Mr Litvinenko’s widow, Marina, went further. She called for targeted economic sanctions and travel bans on named individuals and organisations and the immediate expulsion of all Russian intelligence officers in Britain. A similar course of action was taken in 1971 when 105 Soviet intelligence officers were expelled overnight, and again in 1985 when 25 were expelled. In each case Moscow reacted with tit-for-tat expulsions of its own.

But as in 1971 and 1985, British diplomats are urging caution. They argue that realpolitik requires us to cooperate with President Putin rather than antagonise him. In particular they say that Britain’s priority at the moment must be defeating ISIS and that this can be achieved only by working with the Russian government, especially over Syria. Nothing, not even evidence suggesting President Putin was behind a murder in the British capital, should distract the British government in pursuit of this end.

Mr Cameron seems to be heeding this advice. After the publication of the inquiry report he said: ‘Do we, at some level, have to go on having some sort of relationship with them [the Russian government] because we need a solution to the Syria crisis? Yes we do. But we do it with clear eyes and a very cold heart.’

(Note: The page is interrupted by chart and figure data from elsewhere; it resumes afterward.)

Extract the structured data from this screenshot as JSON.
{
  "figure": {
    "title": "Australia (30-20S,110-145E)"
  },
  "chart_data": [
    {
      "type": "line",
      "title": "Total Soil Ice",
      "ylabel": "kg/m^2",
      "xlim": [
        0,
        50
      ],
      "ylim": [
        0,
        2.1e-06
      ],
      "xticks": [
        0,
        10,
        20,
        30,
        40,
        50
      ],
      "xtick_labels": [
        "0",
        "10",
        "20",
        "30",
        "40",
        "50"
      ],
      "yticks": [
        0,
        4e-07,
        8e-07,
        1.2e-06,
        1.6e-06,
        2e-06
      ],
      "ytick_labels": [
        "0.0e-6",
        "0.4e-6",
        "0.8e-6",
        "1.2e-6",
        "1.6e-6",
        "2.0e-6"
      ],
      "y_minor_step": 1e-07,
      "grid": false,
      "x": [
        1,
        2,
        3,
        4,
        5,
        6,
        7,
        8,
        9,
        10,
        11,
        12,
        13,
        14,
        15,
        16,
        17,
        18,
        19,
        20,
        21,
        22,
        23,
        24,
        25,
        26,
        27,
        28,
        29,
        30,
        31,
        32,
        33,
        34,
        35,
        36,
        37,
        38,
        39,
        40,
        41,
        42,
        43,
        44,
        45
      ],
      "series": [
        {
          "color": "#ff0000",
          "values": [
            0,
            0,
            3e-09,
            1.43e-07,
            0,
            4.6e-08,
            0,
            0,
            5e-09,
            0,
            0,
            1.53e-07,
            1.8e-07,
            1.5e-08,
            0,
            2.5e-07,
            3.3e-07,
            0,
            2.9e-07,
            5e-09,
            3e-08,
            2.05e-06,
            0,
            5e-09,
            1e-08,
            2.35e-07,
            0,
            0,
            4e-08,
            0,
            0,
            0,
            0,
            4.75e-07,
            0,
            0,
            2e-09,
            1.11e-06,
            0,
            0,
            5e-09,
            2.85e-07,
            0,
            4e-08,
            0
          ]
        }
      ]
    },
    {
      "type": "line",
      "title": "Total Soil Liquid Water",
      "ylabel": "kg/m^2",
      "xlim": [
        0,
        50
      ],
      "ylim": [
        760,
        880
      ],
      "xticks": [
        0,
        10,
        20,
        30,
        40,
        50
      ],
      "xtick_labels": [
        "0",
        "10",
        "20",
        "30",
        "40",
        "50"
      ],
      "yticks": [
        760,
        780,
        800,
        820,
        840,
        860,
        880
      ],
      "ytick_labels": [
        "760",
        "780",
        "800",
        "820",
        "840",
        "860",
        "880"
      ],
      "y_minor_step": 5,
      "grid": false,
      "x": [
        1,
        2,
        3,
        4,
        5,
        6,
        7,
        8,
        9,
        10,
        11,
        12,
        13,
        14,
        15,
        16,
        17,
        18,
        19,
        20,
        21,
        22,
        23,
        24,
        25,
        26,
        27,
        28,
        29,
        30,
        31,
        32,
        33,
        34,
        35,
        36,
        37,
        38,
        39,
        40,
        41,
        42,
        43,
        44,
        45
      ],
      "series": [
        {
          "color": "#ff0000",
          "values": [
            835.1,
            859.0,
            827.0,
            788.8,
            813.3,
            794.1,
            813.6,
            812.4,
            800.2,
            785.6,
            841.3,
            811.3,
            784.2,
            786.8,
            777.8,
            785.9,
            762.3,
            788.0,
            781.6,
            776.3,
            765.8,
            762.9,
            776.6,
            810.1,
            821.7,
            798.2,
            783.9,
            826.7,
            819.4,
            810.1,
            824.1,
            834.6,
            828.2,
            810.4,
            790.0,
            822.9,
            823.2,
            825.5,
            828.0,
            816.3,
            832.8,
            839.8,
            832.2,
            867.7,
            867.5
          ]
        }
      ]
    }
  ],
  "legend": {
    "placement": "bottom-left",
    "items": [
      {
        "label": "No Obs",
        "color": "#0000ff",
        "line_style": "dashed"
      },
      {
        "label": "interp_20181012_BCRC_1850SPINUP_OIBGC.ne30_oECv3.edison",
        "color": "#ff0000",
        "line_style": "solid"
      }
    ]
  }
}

Many people, and certainly Marina Litvinenko, believe that we will pay a price if the British government does not take harsher action against the perpetrators of what it accepts is ‘state-sponsored terrorism’ on the streets of London. Not only will the murderers of Alexander Litvinenko go unpunished, but the Putin regime in Moscow will conclude that it can go on acting in this way with impunity. But others will argue that, regrettable as that may be, it is a relatively small price to pay in order to go on working with a government whose assistance we so vitally need. And some go further. In the long run, they say, the more hostility there is between Russia and the west, the more dangerous the world becomes. The pragmatic approach is to hold our noses and antagonise Moscow as little as possible – however unpalatable that might be.